Physical examination
Nasal discharge is commonly unilateral but can become bilateral with time when disease erodes through the septum. Dogs typically have preservation of nasal airflow because of marked turbinate destruction. Depigmentation of the nares with or without ulceration is found in approximately 40% of canine cases. Some dogs display marked facial or skull pain on palpation. Ipsilateral lymphadenopathy is found occasionally due to a reactive lymph node response; however, affected animals remain systemically healthy.
Diagnostic findings
A minimum database is typically unremarkable but may show evidence of chronic infection, with neutrophilia, monocytosis, and hyperglobinemia. An agar gel immunodiffusion test (AGID) using an Aspergillus antigen prepared from cultures of A. fumigatus, A. niger, and A. flavus has proven useful in confirming the clinical suspicion of aspergillosis in dogs. Positive AGID for Aspergillus spp. was highly suggestive of nasal aspergillosis in one study, with a positive predictive value of 94%; however, false-negative results were found in almost one-third of cases (Pomrantz et al. 2007).
In a recent study on cytologic diagnosis of aspergillosis, direct smear of nasal discharge or swab revealed fungal hyphae in a minority (<20%) of cases (De Lorenzi et al. 2006). Cytology of a swab or biopsy sample collected endoscopically was more likely (>90%) to demonstrate fungal spores. A recent study on the utility of fungal cultures in the diagnosis of canine nasal aspergillosis reported moderate sensitivity (77%) but high specificity (100%) (Pomrantz et al. 2007). It is important to note that in that study, the material submitted for culture was from a visualized fungal plaque and therefore, a low number of false-positive values would be expected. Fungal culture of nasal discharge has been associated with much lower sensitivity and specificity and is not recommended.

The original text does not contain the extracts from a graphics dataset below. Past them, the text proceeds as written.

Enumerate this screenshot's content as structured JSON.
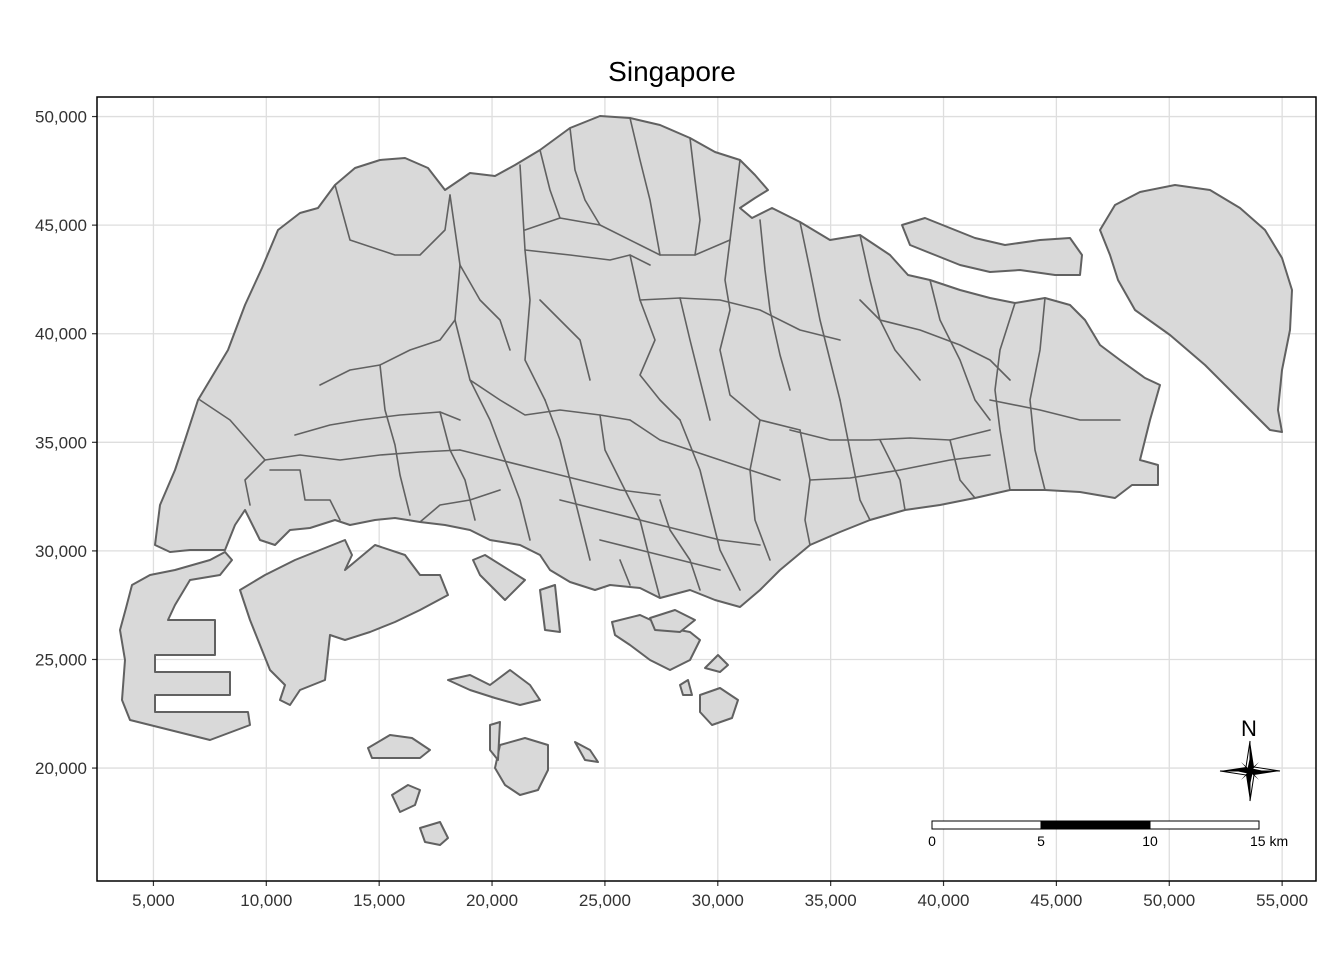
{
  "map": {
    "title": "Singapore",
    "x_axis": {
      "range": [
        2500,
        56500
      ],
      "ticks": [
        5000,
        10000,
        15000,
        20000,
        25000,
        30000,
        35000,
        40000,
        45000,
        50000,
        55000
      ],
      "tick_labels": [
        "5,000",
        "10,000",
        "15,000",
        "20,000",
        "25,000",
        "30,000",
        "35,000",
        "40,000",
        "45,000",
        "50,000",
        "55,000"
      ]
    },
    "y_axis": {
      "range": [
        14800,
        50900
      ],
      "ticks": [
        20000,
        25000,
        30000,
        35000,
        40000,
        45000,
        50000
      ],
      "tick_labels": [
        "20,000",
        "25,000",
        "30,000",
        "35,000",
        "40,000",
        "45,000",
        "50,000"
      ]
    },
    "grid": true,
    "fill_color": "#d9d9d9",
    "border_color": "#616161",
    "scale_bar": {
      "labels": [
        "0",
        "5",
        "10",
        "15 km"
      ],
      "segments_km": [
        5,
        5,
        5
      ],
      "segment_colors": [
        "#ffffff",
        "#000000",
        "#ffffff"
      ]
    },
    "north_arrow": {
      "label": "N",
      "icon": "compass-rose-icon"
    }
  }
}
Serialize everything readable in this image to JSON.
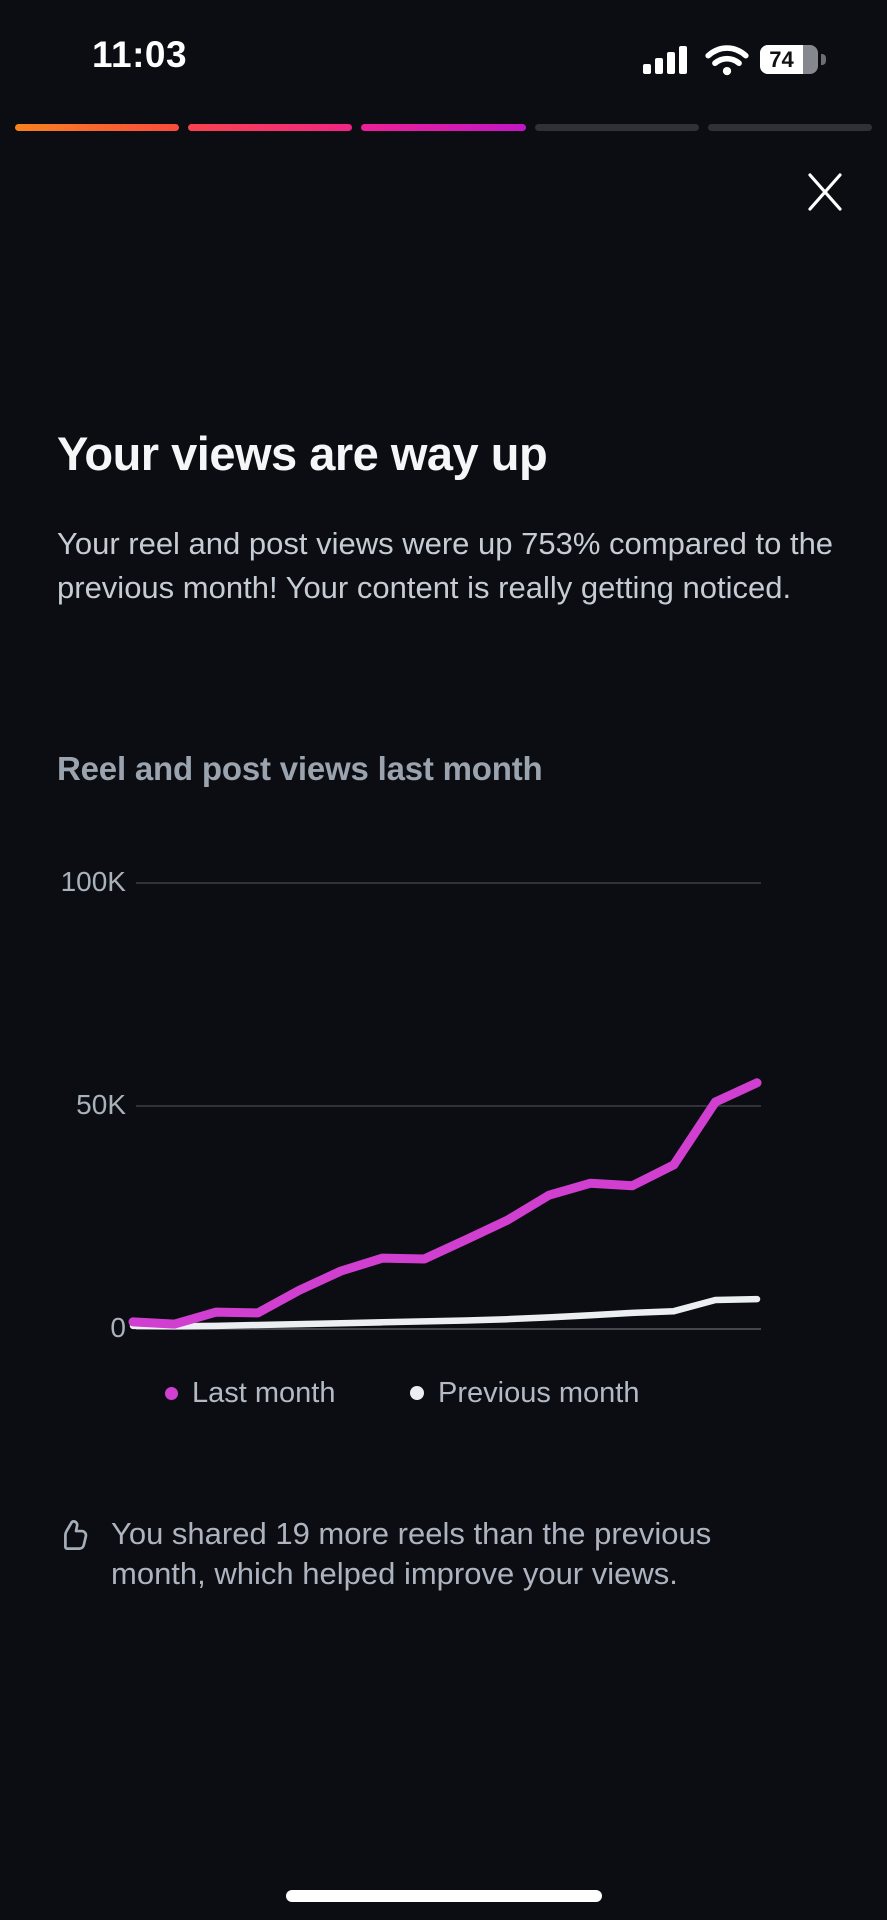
{
  "status_bar": {
    "time": "11:03",
    "battery_percent": "74"
  },
  "story_progress": {
    "segments": [
      {
        "filled": true,
        "gradient_from": "#f8821f",
        "gradient_to": "#f94b3e"
      },
      {
        "filled": true,
        "gradient_from": "#f8434e",
        "gradient_to": "#f22484"
      },
      {
        "filled": true,
        "gradient_from": "#ee2096",
        "gradient_to": "#c216c6"
      },
      {
        "filled": false,
        "gradient_from": "#2e3136",
        "gradient_to": "#2e3136"
      },
      {
        "filled": false,
        "gradient_from": "#2e3136",
        "gradient_to": "#2e3136"
      }
    ]
  },
  "header": {
    "title": "Your views are way up",
    "body": "Your reel and post views were up 753% compared to the previous month! Your content is really getting noticed."
  },
  "chart_section": {
    "heading": "Reel and post views last month"
  },
  "chart_data": {
    "type": "line",
    "title": "Reel and post views last month",
    "xlabel": "",
    "ylabel": "",
    "ylim": [
      0,
      100000
    ],
    "grid": "horizontal",
    "legend_position": "bottom",
    "yticks": [
      {
        "label": "100K",
        "value": 100000
      },
      {
        "label": "50K",
        "value": 50000
      },
      {
        "label": "0",
        "value": 0
      }
    ],
    "series": [
      {
        "name": "Last month",
        "color": "#d13fd1",
        "stroke_width": 9,
        "values": [
          1600,
          1100,
          3800,
          3600,
          8700,
          13000,
          15900,
          15700,
          20000,
          24400,
          30000,
          32700,
          32100,
          36800,
          50900,
          55200
        ]
      },
      {
        "name": "Previous month",
        "color": "#eceff1",
        "stroke_width": 6.5,
        "values": [
          700,
          600,
          700,
          900,
          1100,
          1300,
          1500,
          1700,
          1900,
          2200,
          2600,
          3100,
          3600,
          4000,
          6500,
          6700
        ]
      }
    ]
  },
  "legend": {
    "last_month": "Last month",
    "previous_month": "Previous month"
  },
  "note": {
    "text": "You shared 19 more reels than the previous month, which helped improve your views."
  },
  "colors": {
    "background": "#0b0d12",
    "gridline": "#2f3238",
    "baseline": "#43464c",
    "last_month_line": "#d13fd1",
    "previous_month_line": "#eceff1"
  }
}
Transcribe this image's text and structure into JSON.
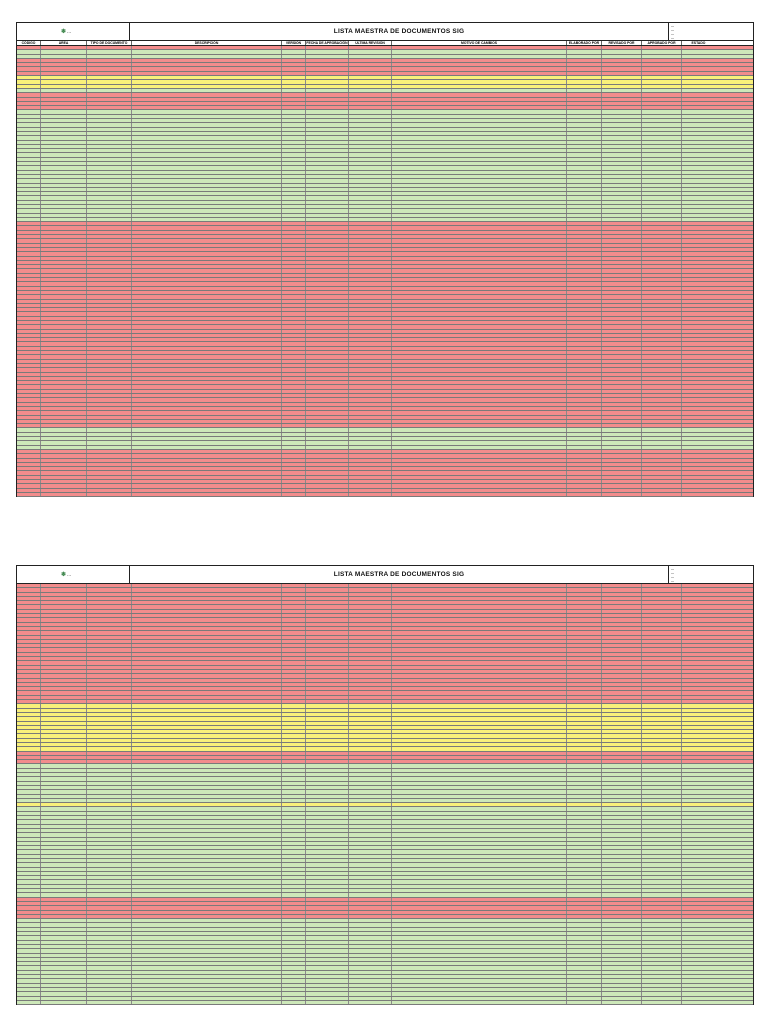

More definitive diagnosis and disease staging is obtained by finding the characteristic imaging findings with radiography or CT scan and with rhinoscopic detection of plaque lesions. Skull radiographs show variable degrees of turbinate lysis (unilateral or bilateral) and increased radiolucency (Figure 4.7). The majority of dogs (75% or more) have sinus involvement, and a frontal view of the skull should be included in the radiographic examination to look for a fungal granuloma in the sinus (Figure 4.7). In some cases, this might be the only location in which the granuloma can be identified (Johnson et al. 2006). CT scan is preferred for evaluation of dogs suspected of nasal aspergillosis. CT scans typically reveal unilateral loss of turbinate structures and may show granulomatous fungal lesions, particularly in the frontal sinus (Figure 4.8). The integrity of the cribriform plate can also be assessed, which aids in making the decision to use topical antifungal therapy (Figure 4.8). Dogs with destruction of the cribriform plate are more susceptible to central nervous system complications from edema or inflammation that results from contact of the vehicle and antifungal medication with the meninges.